II. POR LA CONVERSION DE ARS
I. Oraciones y penitencias.
Mucho antes de rayar el alba, cuando en Ars todo reposaba, se hubiera podido vislumbrar, a través del cementerio, un vago resplandor. El Rdo. Vianney,con una linterna en la mano, pasaba de la casa parroquial a la iglesia. El buen soldado de Cristo se dirigía al lugar de la oración. Se encaminaba en seguida al presbiterio y allí se ponía de rodillas.
En el silencio de la noche, pedía al Señor, en voz alta, que tuviese piedad de su rebaño y de su pastor. "¡Dios mío, decía, concededme la conversión de mi parroquia; consiento en sufrir cuanto queráis durante toda mi vida...sí, durante cien años los dolores más vivos, con tal que se conviertan!". Y regaba las gradas con sus lágrimas.
Su alma mística estaba hambrienta de soledad y de paz. Un día, el padre Mandy, cuando atravesaba el bosque de la Papisa, encontró al señor Vianney arrodillado. El joven cura no advirtió su presencia. Lloraba a lágrima viva y repetía sin cesar: "¡Dios mío, convertid mi parroquia!" El buen hombre no osó turbar la conmovedora oración y se retiró silenciosamente.
También "cuando, yendo de camino, rezaba el breviario, antes de comenzar y al terminar siempre se arrodillaba, fuese cual fuese la hora y el lugar donde se hallase".
A la oración juntó el Cura de Ars la penitencia, y fue, sin duda, para practicarla sin testigos, por lo que quiso vivir solo en la casa parroquial durante toda su vida. Si alguien pagaba por ellos, Dios perdonaría más fácilmente a los pobres pecadores: "Era, pues, menester a toda costa salvar las almas". Azotaba sin compasión SU CADÁVER, el VIEJO ADÁN, como llamaba a su cuerpo. "Movía a compasión, contaba Catalina Lassagne, ver la parte izquierda de sus camisas completamente deshechas y manchadas de sangre".
Marzo de 1818. Nos hallamos en plena Cuaresma. Excelente ocasión para que nuestro asceta comience aquel riguroso ayuno, que no cesará sino con su vida. Tenía un cuidado menos, pues pasaba sin cocinera; había reducido sus necesidades materiales al "minimum" posible. "Nunca observó una gran regularidad en sus comidas", pero el primer año de su vida de párroco traspasó en la mortificación toda medida.
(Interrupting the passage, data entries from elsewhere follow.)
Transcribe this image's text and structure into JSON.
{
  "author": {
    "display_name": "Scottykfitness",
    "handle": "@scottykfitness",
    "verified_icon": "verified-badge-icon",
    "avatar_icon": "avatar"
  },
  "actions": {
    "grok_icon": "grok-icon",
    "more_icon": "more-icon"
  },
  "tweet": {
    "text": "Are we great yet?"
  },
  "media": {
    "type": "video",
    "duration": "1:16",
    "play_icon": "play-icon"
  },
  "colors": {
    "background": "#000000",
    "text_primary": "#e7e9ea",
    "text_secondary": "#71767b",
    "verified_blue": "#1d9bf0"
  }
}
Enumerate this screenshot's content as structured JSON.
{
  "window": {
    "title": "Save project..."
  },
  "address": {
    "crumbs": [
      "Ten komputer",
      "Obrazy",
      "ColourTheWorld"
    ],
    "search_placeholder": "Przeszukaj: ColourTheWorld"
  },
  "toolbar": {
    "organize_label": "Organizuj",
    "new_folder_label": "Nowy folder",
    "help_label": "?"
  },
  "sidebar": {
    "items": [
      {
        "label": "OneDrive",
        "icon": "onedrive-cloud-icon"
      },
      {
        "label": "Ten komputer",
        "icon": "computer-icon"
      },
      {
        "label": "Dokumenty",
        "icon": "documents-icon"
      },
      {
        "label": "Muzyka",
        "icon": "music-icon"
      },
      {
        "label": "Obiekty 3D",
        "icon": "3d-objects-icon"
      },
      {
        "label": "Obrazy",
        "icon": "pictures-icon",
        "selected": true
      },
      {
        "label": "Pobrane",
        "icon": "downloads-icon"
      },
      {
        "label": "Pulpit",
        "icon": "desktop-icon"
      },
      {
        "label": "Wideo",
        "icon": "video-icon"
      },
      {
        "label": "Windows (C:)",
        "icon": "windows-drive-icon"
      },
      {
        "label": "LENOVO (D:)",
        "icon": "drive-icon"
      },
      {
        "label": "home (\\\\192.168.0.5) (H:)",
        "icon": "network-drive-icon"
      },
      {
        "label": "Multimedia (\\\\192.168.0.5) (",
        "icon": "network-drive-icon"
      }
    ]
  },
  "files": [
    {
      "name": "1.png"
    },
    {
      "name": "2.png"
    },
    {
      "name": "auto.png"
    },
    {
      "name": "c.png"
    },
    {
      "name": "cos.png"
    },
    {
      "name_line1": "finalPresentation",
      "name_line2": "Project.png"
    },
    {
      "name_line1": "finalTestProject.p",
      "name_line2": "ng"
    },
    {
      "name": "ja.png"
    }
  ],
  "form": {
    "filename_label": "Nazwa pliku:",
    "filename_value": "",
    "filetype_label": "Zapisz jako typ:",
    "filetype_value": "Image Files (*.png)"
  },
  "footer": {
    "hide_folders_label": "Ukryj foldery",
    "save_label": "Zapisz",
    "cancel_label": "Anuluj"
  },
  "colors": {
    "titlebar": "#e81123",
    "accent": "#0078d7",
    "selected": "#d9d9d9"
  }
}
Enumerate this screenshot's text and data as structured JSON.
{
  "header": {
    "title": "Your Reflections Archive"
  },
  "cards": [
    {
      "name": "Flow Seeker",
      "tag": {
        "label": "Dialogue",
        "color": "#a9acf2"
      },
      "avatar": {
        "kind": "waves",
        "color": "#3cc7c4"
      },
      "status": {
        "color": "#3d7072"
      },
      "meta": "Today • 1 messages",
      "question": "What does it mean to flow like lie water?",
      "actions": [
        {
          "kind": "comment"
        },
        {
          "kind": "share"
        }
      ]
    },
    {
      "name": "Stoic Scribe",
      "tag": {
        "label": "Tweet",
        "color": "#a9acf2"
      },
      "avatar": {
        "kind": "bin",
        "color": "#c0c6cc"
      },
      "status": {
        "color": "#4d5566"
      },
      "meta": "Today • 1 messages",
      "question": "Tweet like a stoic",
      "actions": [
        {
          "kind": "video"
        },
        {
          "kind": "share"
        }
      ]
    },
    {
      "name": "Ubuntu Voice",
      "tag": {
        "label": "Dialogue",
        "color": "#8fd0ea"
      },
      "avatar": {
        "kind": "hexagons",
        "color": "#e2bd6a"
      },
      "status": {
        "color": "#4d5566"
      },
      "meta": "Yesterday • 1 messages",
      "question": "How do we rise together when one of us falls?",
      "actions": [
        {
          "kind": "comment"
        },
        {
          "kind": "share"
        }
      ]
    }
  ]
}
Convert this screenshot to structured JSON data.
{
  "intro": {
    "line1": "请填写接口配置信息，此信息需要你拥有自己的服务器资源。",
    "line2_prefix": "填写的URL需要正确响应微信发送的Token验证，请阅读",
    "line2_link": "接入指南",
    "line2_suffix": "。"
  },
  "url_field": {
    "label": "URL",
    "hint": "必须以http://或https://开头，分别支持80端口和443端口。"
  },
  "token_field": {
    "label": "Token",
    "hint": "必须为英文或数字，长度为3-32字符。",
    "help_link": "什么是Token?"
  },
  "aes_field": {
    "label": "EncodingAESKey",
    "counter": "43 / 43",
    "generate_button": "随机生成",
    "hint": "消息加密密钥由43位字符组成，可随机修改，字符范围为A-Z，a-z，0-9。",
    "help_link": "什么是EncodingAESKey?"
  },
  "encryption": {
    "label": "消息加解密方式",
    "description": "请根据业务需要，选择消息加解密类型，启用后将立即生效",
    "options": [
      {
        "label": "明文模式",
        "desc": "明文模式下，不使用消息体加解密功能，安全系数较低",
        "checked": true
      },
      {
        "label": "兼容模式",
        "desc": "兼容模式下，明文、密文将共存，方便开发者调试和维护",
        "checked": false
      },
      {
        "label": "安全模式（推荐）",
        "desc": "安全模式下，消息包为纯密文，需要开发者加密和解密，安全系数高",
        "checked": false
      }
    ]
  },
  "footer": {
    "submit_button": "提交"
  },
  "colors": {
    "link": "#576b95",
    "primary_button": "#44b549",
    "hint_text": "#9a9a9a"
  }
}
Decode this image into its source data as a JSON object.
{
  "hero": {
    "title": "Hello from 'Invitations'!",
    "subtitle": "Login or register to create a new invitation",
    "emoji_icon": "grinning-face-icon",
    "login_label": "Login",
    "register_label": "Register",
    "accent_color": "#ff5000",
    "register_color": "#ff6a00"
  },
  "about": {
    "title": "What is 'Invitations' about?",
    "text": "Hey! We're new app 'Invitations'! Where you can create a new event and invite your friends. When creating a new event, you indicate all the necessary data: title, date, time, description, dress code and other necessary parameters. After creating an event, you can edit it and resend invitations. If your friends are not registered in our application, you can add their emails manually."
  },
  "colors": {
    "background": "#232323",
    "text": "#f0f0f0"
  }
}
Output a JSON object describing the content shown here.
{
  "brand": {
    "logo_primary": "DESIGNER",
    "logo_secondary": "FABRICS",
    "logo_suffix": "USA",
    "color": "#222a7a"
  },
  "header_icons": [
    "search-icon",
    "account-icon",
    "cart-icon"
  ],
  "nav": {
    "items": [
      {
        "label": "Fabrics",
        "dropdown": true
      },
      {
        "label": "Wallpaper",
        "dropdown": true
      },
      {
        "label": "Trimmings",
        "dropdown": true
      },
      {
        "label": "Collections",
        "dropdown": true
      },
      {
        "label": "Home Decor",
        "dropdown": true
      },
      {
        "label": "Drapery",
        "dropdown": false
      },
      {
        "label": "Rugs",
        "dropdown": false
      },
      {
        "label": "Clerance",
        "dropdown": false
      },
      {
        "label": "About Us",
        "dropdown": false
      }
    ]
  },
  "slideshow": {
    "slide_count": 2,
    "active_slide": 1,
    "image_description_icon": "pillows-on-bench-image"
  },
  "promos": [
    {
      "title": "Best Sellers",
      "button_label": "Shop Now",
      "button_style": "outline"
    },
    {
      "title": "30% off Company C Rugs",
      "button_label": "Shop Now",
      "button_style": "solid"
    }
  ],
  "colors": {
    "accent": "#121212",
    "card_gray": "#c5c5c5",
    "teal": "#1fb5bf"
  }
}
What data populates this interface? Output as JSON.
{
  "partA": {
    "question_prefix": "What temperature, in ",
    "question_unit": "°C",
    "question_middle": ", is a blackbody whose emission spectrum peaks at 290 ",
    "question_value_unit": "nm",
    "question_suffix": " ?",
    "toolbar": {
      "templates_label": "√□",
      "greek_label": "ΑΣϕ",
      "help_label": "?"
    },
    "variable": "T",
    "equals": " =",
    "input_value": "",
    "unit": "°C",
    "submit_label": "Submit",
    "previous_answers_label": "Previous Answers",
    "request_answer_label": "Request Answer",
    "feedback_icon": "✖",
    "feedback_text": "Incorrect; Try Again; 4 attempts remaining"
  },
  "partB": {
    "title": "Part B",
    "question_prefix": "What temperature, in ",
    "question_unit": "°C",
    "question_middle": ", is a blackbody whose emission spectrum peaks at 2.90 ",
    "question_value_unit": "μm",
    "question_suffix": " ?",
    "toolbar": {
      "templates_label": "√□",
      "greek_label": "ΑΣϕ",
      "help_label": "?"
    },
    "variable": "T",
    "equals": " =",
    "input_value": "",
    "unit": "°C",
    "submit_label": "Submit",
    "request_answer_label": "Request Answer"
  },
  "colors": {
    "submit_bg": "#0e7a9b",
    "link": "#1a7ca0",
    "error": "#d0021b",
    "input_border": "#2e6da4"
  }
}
Más tarde había de llamar a tales excesos "locuras de su juventud".
Este período de los comienzos del ministerio parroquial fue el más austero de su vida. "Vivía entonces casi solo, dueño absoluto de si mismo" y se aprovechó de ello. En sus ansias de penitencia llegó a dejar pasar dos o tres días sin probar bocado. Durante una Semana Santa -tal vez la de 1818- comió solamente dos veces. Pronto comenzó a prescindir de toda provisión y "jamás se preocupó del día siguiente".
"¡Que feliz era, decía, lamentándose cuando vivía solo! Cuando tenía necesidad de alimentarme, yo mismo hacía tres tentempiés.
Era un místico dotado de la verdadera intuición de las cosas: el espíritu del mal ejerce un poder tiránico sobre las almas impuras; se trata nada menos que de librarlas de esa tiranía, y el Evangelio dice que "este linaje de demonios no se lanzan sino con el AYUNO y la ORACIÓN". El Cura de Ars había recogido estas enseñanzas de labios del divino Maestro. Veinte años después, el dia 14 de octubre de 1839, en un confidencial coloquio, dio al reverendo _Tailhades-joven sacerdote de Montpellier, llegado a Ars para formarse junto a él en el apostolado durante algunas semanas-EL SECRETO de sus primeras conquistas.
Amigo mío, el demonio no hace mucho caso de la disciplina y de otros instrumentos de penitencia. Lo que le pone en bancarrota son las privaciones en el COMER, BEBER y DORMIR. Nada teme tanto como esto, y por lo mismo nada es tan agradable a Dios. ¡Oh! ¡Cómo he tenido ocasión de experimentarlo! Cuando estaba solo, y lo estuve por espacio de ocho o nueve años, como podía entregarme sin medida a mis aficiones, llegaba a pasar días enteros sin comer... Entonces conseguía de Dios cuanto quería para mí y para los otros.
Al decir esto, las lágrimas le saltaron de los ojos. Y al instante prosiguió:
Ahora ya no es lo mismo. No puedo pasar tanto tiempo sin comer; llego al extremo de no poder hablar. ¡Mas qué feliz era, cuando estaba solo!
Vemos, pues, que para el joven párroco, el tiempo de las mayores penitencias fue la época de las mayores consolaciones.